Chcel by som vedieť, čo znamená text "čo bolí, to prebolí".  Je meno piesene.  Ako sa to povie po anglicky?  Rozumiem len "what hurts/what pains". . .

Ďakujem pekne!


----------



## winpoj

What hurts will stop hurting.


----------



## Jana337

What hurts will (implied: eventually) stop hurting.
Prebolelo to - the pain subsided.
As far as I know, "prebolet" is used only for sorrow, not for physical pain.


----------



## mateo19

Ďakujem za odpoveď!  Prajem pekný deň.


----------



## slavic_one

Jana337 said:


> As far as I know, "prebolet" is used only for sorrow, not for physical pain.



Same opinion here!


----------



## winpoj

"prebolet"? Looks like a Czechoslovak hybrid to me.


----------



## werrr

Jana337 said:


> As far as I know, "prebolet" is used only for sorrow, not for physical pain.


I agree it is more common for the sorrows, but I see no problem in using it for the physical pain.



> "prebolet"? Looks like a Czechoslovak hybrid to me.


Yep, it is "přebolet" and "prebolieť" in Czech and Slovak respectively.


----------



## slavic_one

winpoj said:


> "prebolet"? Looks like a Czechoslovak hybrid to me.



haha Jana's making new words  Slovak is prebolieť.


----------



## mateo19

LOL  Very interesting discussion!

The dictionary gives *bolesť* and *bolieť* for "to hurt".
Are they the same?  They look so similar that it confuses me.


----------



## slavic_one

mateo19 said:


> LOL  Very interesting discussion!
> 
> The dictionary gives *bolesť* and *bolieť* for "to hurt".
> Are they the same?  They look so similar that it confuses me.

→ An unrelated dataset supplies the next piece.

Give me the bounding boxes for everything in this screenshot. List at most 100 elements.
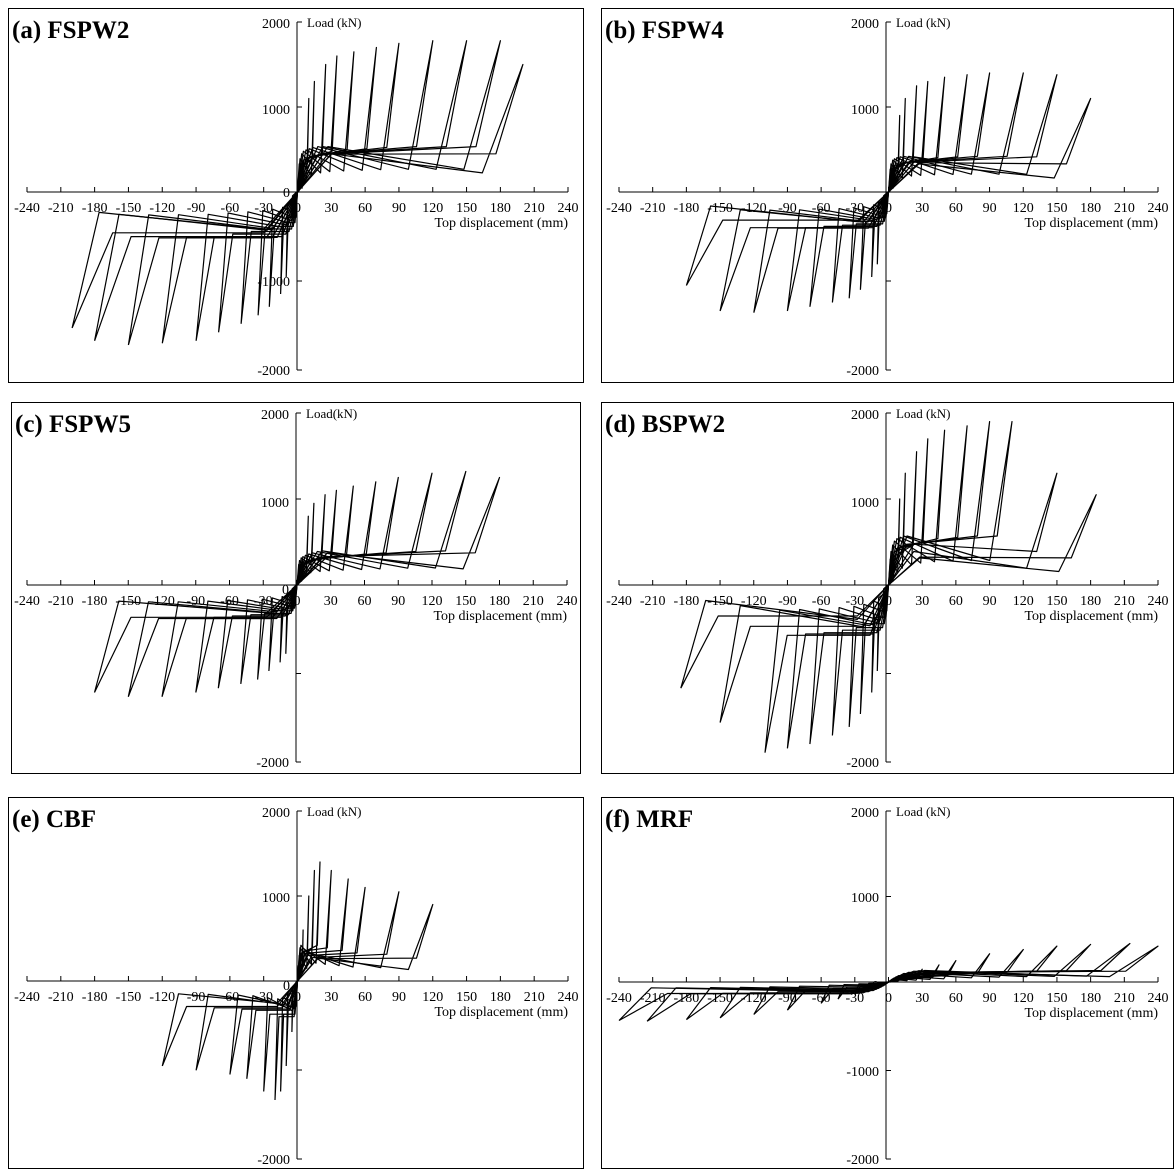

_Bolesť _means _pain_ and _bolieť _means _to hurt_.
Interesting, in Croatian _bolest_ means _illnes_/_sickness_ while in Slovak it's _choroba_.


----------



## m.o.r.e.n.a

"bolesť" has physical, but psychical meaning, too..I can say "Bolí ma hlava" (I have headache)...but "čo bolí, to prebolí" is a part of lyric and I don´t think Miro Žbirka is singing about some physical ache. He sing maybe about some heartache, sorrow...
I agree, that "čo bolí, to prebolí" means "what hurts, it will stop hurt" (what a optimistic phrase , but it can has so psychical as physical meaning..but this one is psychical


----------



## slavic_one

Yes, we already went in direction that it's more reasonable for psychical than physical pain as far as I know !


----------